Raymond became Marco’s friend again instantly, as though there had been no lapse.
“Please tell me how you knew about my nightmare, Raymond.”
“Well, you see, I didn’t really. I mean, it’s just that Melvin—you know: Al Melvin, the corporal on the patrol—he wrote me a long letter about a week ago. I was naturally surprised to hear from him because—well—as you know, I was never much one for fraternizing, but he said in the letter that I was the only one he knew how to reach—he sent the letter to Johnny because everybody certainly knows how to reach him—because he had to tell somebody in the patrol about this nightmare or he was afraid he would lose his mind and—”
“Please tell me about the nightmare, Raymond.”
“Well, he dreams that the patrol is all sitting together. He says he dreams about a lot of Soviet officers and some Chinese brass and us being on the patrol. What is such a nightmare about that?”
“Where’s the letter? Do you have the letter?”
“Well, no. I mean, I never keep letters.”
“Is that all he wrote? Is that all about the nightmare?’
“Yeah.”
“It just stops right there?”
“I guess so.”
“Man!”
“Is it like your nightmare?”
“Yeah. As a matter of fact, mine is a lot like that.”
“You guys ought to get together.”
“Right away. You don’t know what this means to me. I just can’t explain to you what this means to me, Raymond.”
“Well, you can’t see him right away, though, Ben. He lives in Wainwright, Alaska.”
“Alaska? Alaska?”
“Yes.”
“Jesus. Wainwright, Alaska. You have to be kidding!”
“No. I wish I was, Ben. I’m not. But, so what? What’s the difference?”
“What’s the difference? I told you I can’t sleep. You told me I look like hell. Well, I feel like hell and I’m shaking all to pieces and I think sometimes I should kill myself because I’m afraid of going insane, and then you tell me like you were talking about the weather that another man who was on the patrol is having the same delusions that I was afraid were driving me crazy, and you tell me he lives in some place called Wainwright, Alaska, where I can’t sit down and talk to him and find out if he’s cracking up like I am and how we can help each other, and you say what’s the difference.”
Marco began to laugh hysterically, then he put his face forward into his large hands and wept into them, squeezing tightly at his cheekbones, his heavy shoulders moving grotesquely and causing the four rows of his decorations to jump up and down. He made such tearing sounds that the two Soviet Army nurses on the floor came running in. After six or seven minutes of Marco’s reckless, unrelieved, and shocking sobbing, at which Raymond stared helplessly, they hit him with a hypo to calm him down and get him the hell out of there.

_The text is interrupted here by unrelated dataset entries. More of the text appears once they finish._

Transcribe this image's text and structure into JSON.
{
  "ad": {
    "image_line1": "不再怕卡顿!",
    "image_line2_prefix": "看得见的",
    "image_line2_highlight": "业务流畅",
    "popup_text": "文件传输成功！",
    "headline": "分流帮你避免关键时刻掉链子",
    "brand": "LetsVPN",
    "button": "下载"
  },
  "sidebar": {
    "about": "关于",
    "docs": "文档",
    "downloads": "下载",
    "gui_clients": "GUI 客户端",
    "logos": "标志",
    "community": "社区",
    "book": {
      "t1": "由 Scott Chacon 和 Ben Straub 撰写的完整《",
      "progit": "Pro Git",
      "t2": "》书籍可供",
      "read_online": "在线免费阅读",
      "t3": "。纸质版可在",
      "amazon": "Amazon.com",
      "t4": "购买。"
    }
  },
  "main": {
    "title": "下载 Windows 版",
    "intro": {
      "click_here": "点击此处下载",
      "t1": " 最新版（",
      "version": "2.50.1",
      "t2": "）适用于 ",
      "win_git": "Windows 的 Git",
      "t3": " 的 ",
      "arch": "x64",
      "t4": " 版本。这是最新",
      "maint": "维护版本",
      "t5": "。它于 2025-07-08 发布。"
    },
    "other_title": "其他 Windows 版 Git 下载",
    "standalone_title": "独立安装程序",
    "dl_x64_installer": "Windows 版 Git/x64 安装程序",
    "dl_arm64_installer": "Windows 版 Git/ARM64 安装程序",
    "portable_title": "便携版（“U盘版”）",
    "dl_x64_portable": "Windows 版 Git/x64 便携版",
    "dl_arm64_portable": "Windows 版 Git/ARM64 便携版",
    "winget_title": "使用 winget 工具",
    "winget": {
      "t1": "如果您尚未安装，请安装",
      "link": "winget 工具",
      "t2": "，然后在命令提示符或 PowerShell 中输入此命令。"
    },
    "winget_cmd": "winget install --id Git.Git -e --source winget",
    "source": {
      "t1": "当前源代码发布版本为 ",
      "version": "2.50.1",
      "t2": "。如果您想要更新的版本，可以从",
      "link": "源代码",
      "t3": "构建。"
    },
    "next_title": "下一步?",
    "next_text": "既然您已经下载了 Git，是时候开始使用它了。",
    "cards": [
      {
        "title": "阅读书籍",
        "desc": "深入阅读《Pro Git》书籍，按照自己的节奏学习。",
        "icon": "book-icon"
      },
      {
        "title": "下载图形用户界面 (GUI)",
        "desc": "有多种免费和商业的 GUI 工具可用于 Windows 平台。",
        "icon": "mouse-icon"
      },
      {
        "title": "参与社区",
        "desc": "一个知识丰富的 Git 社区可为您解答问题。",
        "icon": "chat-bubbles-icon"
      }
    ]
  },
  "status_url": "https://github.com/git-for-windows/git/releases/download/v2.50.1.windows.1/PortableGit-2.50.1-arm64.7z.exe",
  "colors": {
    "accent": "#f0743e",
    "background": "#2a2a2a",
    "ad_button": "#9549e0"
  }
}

All in all, Raymond had had a most ironic hospital stay, what with a visit from the wife of America’s most gallant and noisy anti-Communist to a hospital operated by the Soviet secret police, what with a U.S. Army Intelligence officer breaking down and embarrassing the staff of the same place, what with contributing five thousand dollars to a reward for his own capture, and what with learning that two grown men were capable of behaving like children over a perfectly harmless, if repetitious, dream.